Japhet Legentil Ndayishimiye, président de la Diaspora Burundaise est dubitatif à la question si la diaspora pourrait être une alternative à l’apport en devises via l’UE. Mais il est persuadé que la diaspora « pourrait contribuer d’une manière  incomparable » dans l’afflux de devises au pays , si…

Japhet Legentil Ndayishimiye, président de la Diaspora Burundaise, réside en Norvège

La diaspora burundaise, peut-elle constituer une alternative au manque de devises que le Burundi connaît actuellement?

Nous ne saurions le dire. Mais nous confirmons que celle-ci pourrait contribuer d’une manière incomparable si le gouvernement applique une Politique de la Diaspora dans les différentes transactions monétaires ou d’investissement. En plus des transactions bancaires, les estimations du flux de fonds provenant de la diaspora dépassent l’enveloppe que l’Union Européenne accorde au Burundi. Donc nous sommes des partenaires fiables. Les envois de fonds sont habituellement réalisés pour aider les membres des familles qui sont dans le pays à faire face aux besoins financiers et alimentaires, frais de scolarité, obsèques, entretien de maison, etc.

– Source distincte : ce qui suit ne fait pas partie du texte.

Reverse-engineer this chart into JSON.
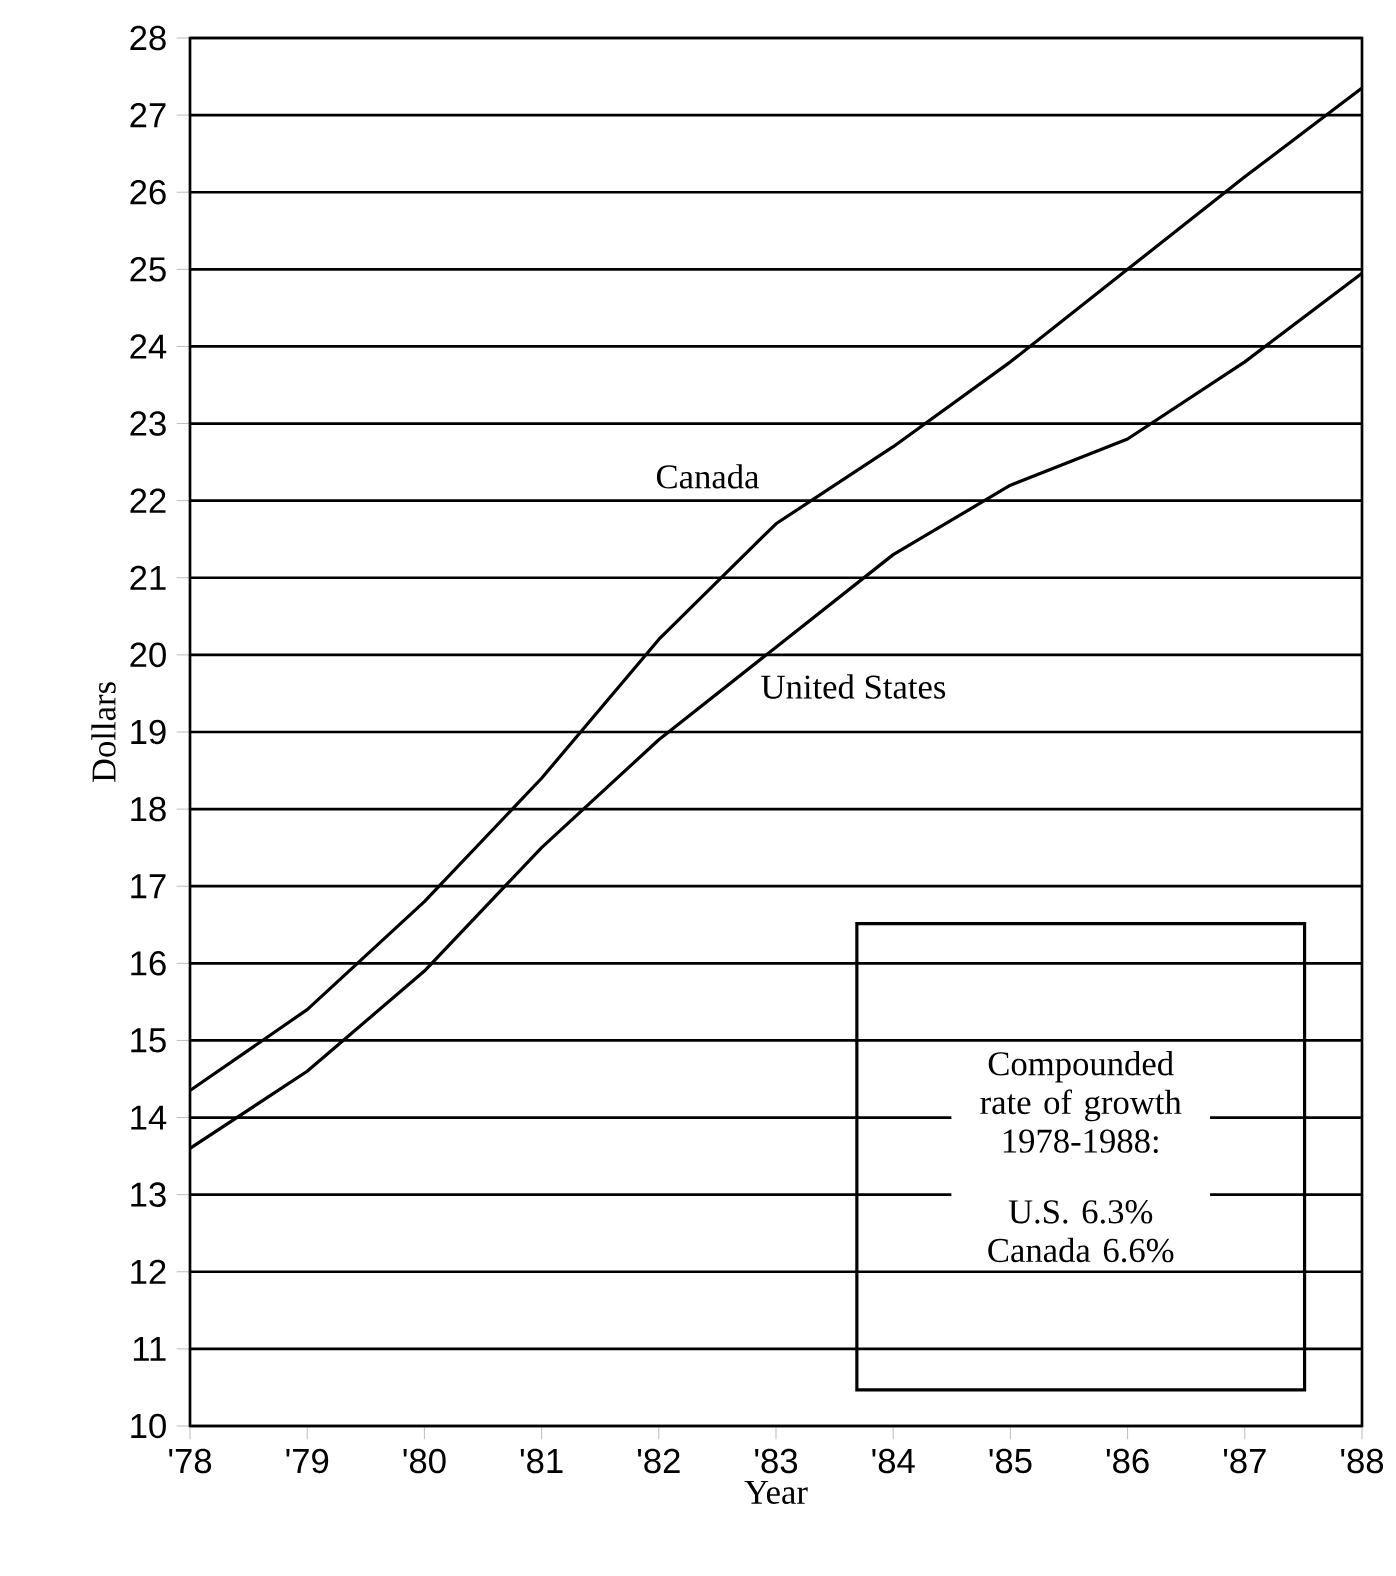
{
  "chart_data": {
    "type": "line",
    "xlabel": "Year",
    "ylabel": "Dollars",
    "categories": [
      "'78",
      "'79",
      "'80",
      "'81",
      "'82",
      "'83",
      "'84",
      "'85",
      "'86",
      "'87",
      "'88"
    ],
    "series": [
      {
        "name": "Canada",
        "color": "#000000",
        "values": [
          14.35,
          15.4,
          16.8,
          18.4,
          20.2,
          21.7,
          22.7,
          23.8,
          25.0,
          26.2,
          27.35
        ]
      },
      {
        "name": "United States",
        "color": "#000000",
        "values": [
          13.6,
          14.6,
          15.9,
          17.5,
          18.9,
          20.1,
          21.3,
          22.2,
          22.8,
          23.8,
          24.95
        ]
      }
    ],
    "ylim": [
      10,
      28
    ],
    "yticks": [
      10,
      11,
      12,
      13,
      14,
      15,
      16,
      17,
      18,
      19,
      20,
      21,
      22,
      23,
      24,
      25,
      26,
      27,
      28
    ],
    "grid": "y",
    "legend": false,
    "marker": "none",
    "line_style": "solid",
    "annotations": [
      "Compounded rate of growth 1978-1988:",
      "U.S. 6.3% Canada 6.6%"
    ]
  }
}
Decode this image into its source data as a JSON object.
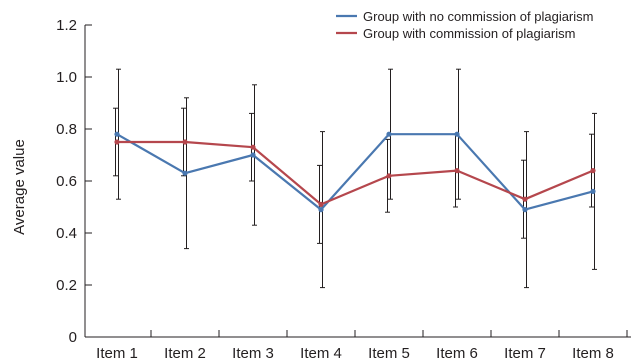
{
  "chart_data": {
    "type": "line",
    "title": "",
    "xlabel": "",
    "ylabel": "Average value",
    "ylim": [
      0,
      1.2
    ],
    "yticks": [
      "0",
      "0.2",
      "0.4",
      "0.6",
      "0.8",
      "1.0",
      "1.2"
    ],
    "categories": [
      "Item 1",
      "Item 2",
      "Item 3",
      "Item 4",
      "Item 5",
      "Item 6",
      "Item 7",
      "Item 8"
    ],
    "grid": false,
    "legend": "top-right",
    "series": [
      {
        "name": "Group with no commission of plagiarism",
        "color": "#4a78b0",
        "values": [
          0.78,
          0.63,
          0.7,
          0.49,
          0.78,
          0.78,
          0.49,
          0.56
        ],
        "error": [
          [
            0.53,
            1.03
          ],
          [
            0.34,
            0.92
          ],
          [
            0.43,
            0.97
          ],
          [
            0.19,
            0.79
          ],
          [
            0.53,
            1.03
          ],
          [
            0.53,
            1.03
          ],
          [
            0.19,
            0.79
          ],
          [
            0.26,
            0.86
          ]
        ]
      },
      {
        "name": "Group with commission of plagiarism",
        "color": "#b5474d",
        "values": [
          0.75,
          0.75,
          0.73,
          0.51,
          0.62,
          0.64,
          0.53,
          0.64
        ],
        "error": [
          [
            0.62,
            0.88
          ],
          [
            0.62,
            0.88
          ],
          [
            0.6,
            0.86
          ],
          [
            0.36,
            0.66
          ],
          [
            0.48,
            0.76
          ],
          [
            0.5,
            0.78
          ],
          [
            0.38,
            0.68
          ],
          [
            0.5,
            0.78
          ]
        ]
      }
    ]
  }
}
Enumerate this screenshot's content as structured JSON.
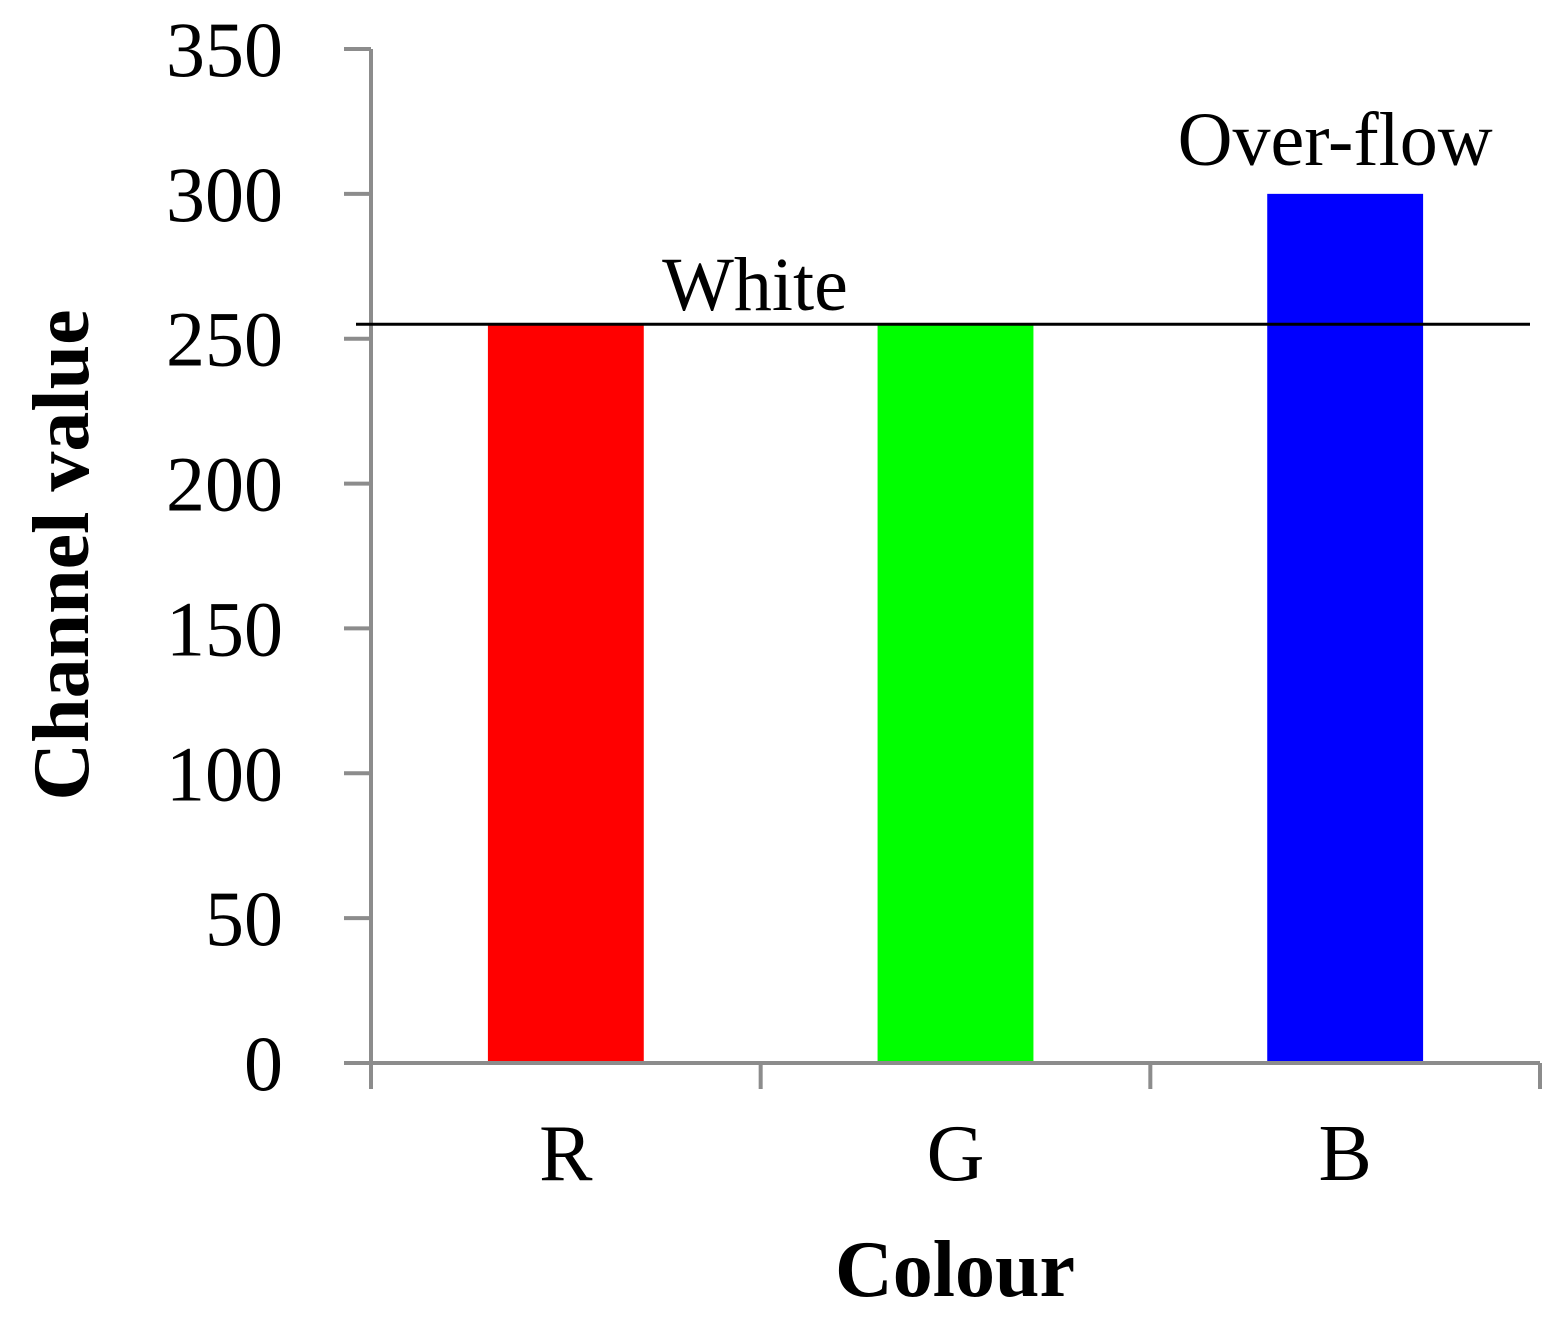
{
  "chart_data": {
    "type": "bar",
    "categories": [
      "R",
      "G",
      "B"
    ],
    "values": [
      255,
      255,
      300
    ],
    "colors": [
      "#ff0000",
      "#00ff00",
      "#0000ff"
    ],
    "xlabel": "Colour",
    "ylabel": "Channel value",
    "ylim": [
      0,
      350
    ],
    "yticks": [
      0,
      50,
      100,
      150,
      200,
      250,
      300,
      350
    ],
    "ytick_labels": [
      "0",
      "50",
      "100",
      "150",
      "200",
      "250",
      "300",
      "350"
    ],
    "grid": false,
    "legend": "none",
    "reference_line": {
      "value": 255,
      "label": "White"
    },
    "annotations": [
      {
        "text": "Over-flow",
        "category": "B"
      }
    ],
    "axis_color": "#8c8c8c"
  }
}
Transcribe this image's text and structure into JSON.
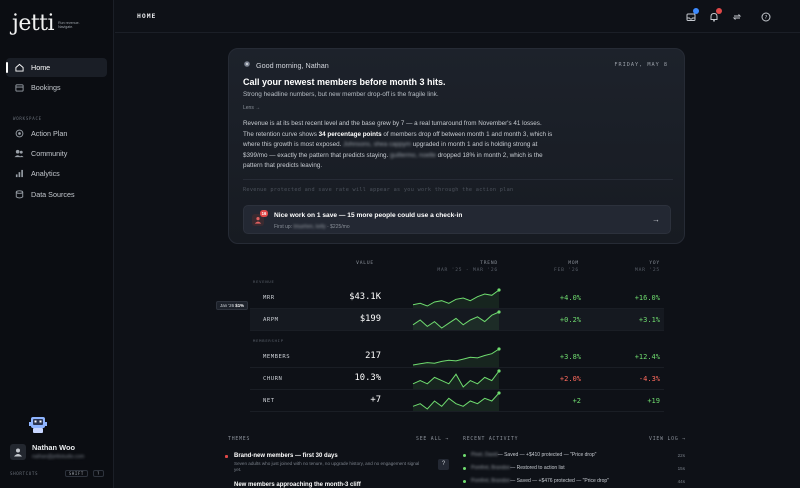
{
  "app": {
    "logo_word": "jetti",
    "logo_tagline": "Run revenue. Navigate.",
    "accent": "#6fdc6f",
    "negative": "#ff6b5e"
  },
  "sidebar": {
    "items": [
      {
        "label": "Home",
        "icon": "home-icon",
        "active": true
      },
      {
        "label": "Bookings",
        "icon": "calendar-icon",
        "active": false
      }
    ],
    "section_label": "WORKSPACE",
    "workspace_items": [
      {
        "label": "Action Plan",
        "icon": "target-icon"
      },
      {
        "label": "Community",
        "icon": "people-icon"
      },
      {
        "label": "Analytics",
        "icon": "chart-icon"
      },
      {
        "label": "Data Sources",
        "icon": "database-icon"
      }
    ],
    "user": {
      "name": "Nathan Woo",
      "email": "nathan@jettistudio.com"
    },
    "shortcuts_label": "SHORTCUTS",
    "shortcut_keys": [
      "SHIFT",
      "?"
    ]
  },
  "topbar": {
    "breadcrumb": "HOME",
    "icons": [
      "inbox-icon",
      "bell-icon",
      "sync-icon",
      "help-icon"
    ],
    "badge_colors": [
      "#3d8bff",
      "#e04848"
    ]
  },
  "briefing": {
    "greeting": "Good morning, Nathan",
    "date": "FRIDAY, MAY 8",
    "headline": "Call your newest members before month 3 hits.",
    "subhead": "Strong headline numbers, but new member drop-off is the fragile link.",
    "lens_label": "Lens →",
    "body_1": "Revenue is at its best recent level and the base grew by 7 — a real turnaround from November's 41 losses. The retention curve shows ",
    "body_bold": "34 percentage points",
    "body_2": " of members drop off between month 1 and month 3, which is where this growth is most exposed. ",
    "body_blur_1": "Johnsons, shea cappym",
    "body_3": " upgraded in month 1 and is holding strong at $399/mo — exactly the pattern that predicts staying. ",
    "body_blur_2": "guillermo, noelle",
    "body_4": " dropped 18% in month 2, which is the pattern that predicts leaving.",
    "placeholder": "Revenue protected and save rate will appear as you work through the action plan",
    "action": {
      "badge": "16",
      "title": "Nice work on 1 save — 15 more people could use a check-in",
      "sub_prefix": "First up: ",
      "sub_name": "tmuehen, kelly",
      "sub_suffix": " · $225/mo",
      "arrow": "→"
    }
  },
  "metrics": {
    "col_value": "VALUE",
    "col_trend": "TREND",
    "col_trend_sub": "MAR '25 - MAR '26",
    "col_mom": "MOM",
    "col_mom_sub": "FEB '26",
    "col_yoy": "YOY",
    "col_yoy_sub": "MAR '25",
    "groups": [
      "REVENUE",
      "MEMBERSHIP"
    ],
    "tooltip_label": "Jan '26",
    "tooltip_value": "$1%",
    "rows": [
      {
        "name": "MRR",
        "value": "$43.1K",
        "mom": "+4.0%",
        "yoy": "+16.0%",
        "mom_dir": "pos",
        "yoy_dir": "pos",
        "trend": [
          30,
          31,
          29,
          32,
          33,
          31,
          34,
          35,
          33,
          36,
          38,
          37,
          41
        ]
      },
      {
        "name": "ARPM",
        "value": "$199",
        "mom": "+0.2%",
        "yoy": "+3.1%",
        "mom_dir": "pos",
        "yoy_dir": "pos",
        "trend": [
          191,
          194,
          190,
          193,
          189,
          192,
          195,
          191,
          194,
          196,
          193,
          197,
          199
        ]
      },
      {
        "name": "MEMBERS",
        "value": "217",
        "mom": "+3.8%",
        "yoy": "+12.4%",
        "mom_dir": "pos",
        "yoy_dir": "pos",
        "trend": [
          190,
          192,
          194,
          193,
          196,
          198,
          197,
          200,
          203,
          202,
          206,
          209,
          217
        ]
      },
      {
        "name": "CHURN",
        "value": "10.3%",
        "mom": "+2.0%",
        "yoy": "-4.3%",
        "mom_dir": "neg",
        "yoy_dir": "neg",
        "trend": [
          9,
          10,
          9,
          11,
          10,
          9,
          12,
          8,
          10,
          9,
          11,
          10,
          13
        ]
      },
      {
        "name": "NET",
        "value": "+7",
        "mom": "+2",
        "yoy": "+19",
        "mom_dir": "pos",
        "yoy_dir": "pos",
        "trend": [
          2,
          3,
          1,
          4,
          2,
          5,
          3,
          2,
          4,
          3,
          5,
          4,
          7
        ]
      }
    ]
  },
  "themes": {
    "title": "THEMES",
    "see_all": "SEE ALL →",
    "items": [
      {
        "title": "Brand-new members — first 30 days",
        "desc": "Seven adults who just joined with no tenure, no upgrade history, and no engagement signal yet.",
        "badge": "?"
      },
      {
        "title": "New members approaching the month-3 cliff",
        "desc": ""
      }
    ]
  },
  "activity": {
    "title": "RECENT ACTIVITY",
    "view_log": "VIEW LOG →",
    "items": [
      {
        "name": "Pinel, David",
        "text": " — Saved — +$410 protected — \"Price drop\"",
        "time": "22s"
      },
      {
        "name": "Pomfret, Brandon",
        "text": " — Restored to action list",
        "time": "15s"
      },
      {
        "name": "Pomfret, Brandon",
        "text": " — Saved — +$476 protected — \"Price drop\"",
        "time": "44s"
      }
    ]
  }
}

Comment la diaspora burundaise peut-elle contribuer à amener les touristes visiter le Burundi ?

La diaspora contribue dans le marketing de bouche à oreille du tourisme au Burundi. Plusieurs Burundais viennent en vacances avec des amis ressortissant des pays de leurs résidences. La diaspora contribue aussi par des activités réalisées dans les pays de résidence. Nous avons des Burundi qui ont formé des mariages mixtes, c’est une richesse. En plus de cela, il y a les groupes culturels opérant dans la diaspora. Comme les Burundais partagent la langue et la culture des pays qui les hébergent, ils sont devenus de vrais ambassadeurs du Burundi. Nous déplorons certains Burundais qui présentent le Burundi comme un pays à fuir alors que leurs proches sont au pays natal : c’est un comportement irresponsable.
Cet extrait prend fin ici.